Un intenso intercambio en redes sociales volvió a poner en el centro del debate la situación económica del sector agropecuario.
La Confederación de Asociaciones Rurales de Buenos Aires y La Pampa y el ministro de Desregulación y Transformación del Estado, Federico Sturzenegger, protagonizaron un cruce por el impacto de las retenciones y el papel de la tecnología en la competitividad del agro argentino.
La discusión comenzó luego de que el funcionario destacara los avances tecnológicos incorporados por los productores rurales y planteara que esas mejoras permitieron aumentar la productividad y compensar parte de los costos del sector.
Desde CARBAP respondieron que el problema central sigue siendo la elevada carga impositiva, especialmente los derechos de exportación, y remarcaron que la innovación no alcanza para neutralizar el efecto de las retenciones sobre la rentabilidad de las explotaciones agropecuarias.
La entidad rural sostuvo que la adopción de tecnología requiere inversiones permanentes y un marco de previsibilidad económica. En ese sentido, argumentó que los productores argentinos enfrentan una presión fiscal superior a la de competidores internacionales, lo que limita la capacidad de reinvertir y crecer.
Además, señalaron que las retenciones continúan siendo uno de los principales reclamos del sector ante el Gobierno nacional.

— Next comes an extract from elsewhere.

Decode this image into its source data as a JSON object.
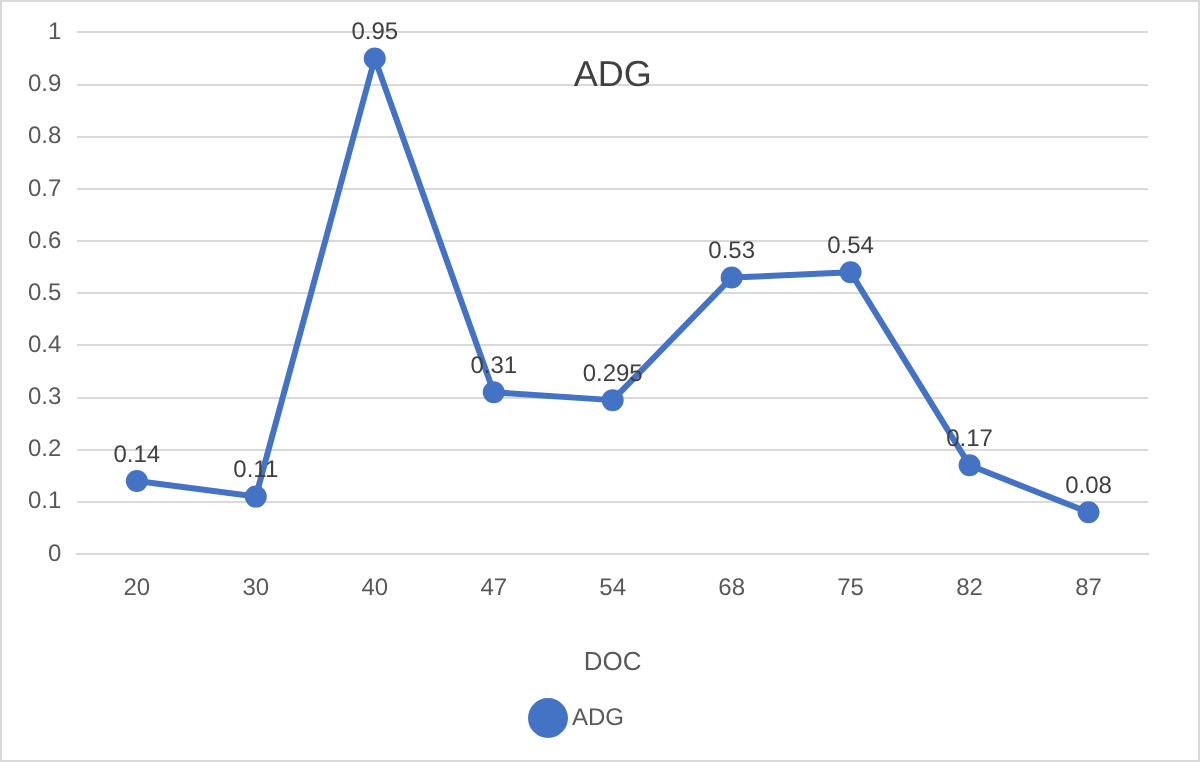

Por su parte, Sturzenegger defendió la estrategia oficial orientada a la desregulación económica y destacó que la incorporación de innovación, genética, maquinaria de precisión y nuevas herramientas digitales ha permitido mejorar la eficiencia productiva en los últimos años.
El funcionario insistió en que la modernización tecnológica constituye un factor clave para aumentar la competitividad y generar mayores ingresos para el sector.
El intercambio reflejó una tensión que persiste entre el Gobierno y las entidades agropecuarias. Mientras el Ejecutivo destaca los avances en materia de desregulación y reducción de costos indirectos, los representantes rurales insisten en que la eliminación o reducción definitiva de las retenciones sigue siendo una condición indispensable para impulsar la producción, las exportaciones y las inversiones en el campo argentino.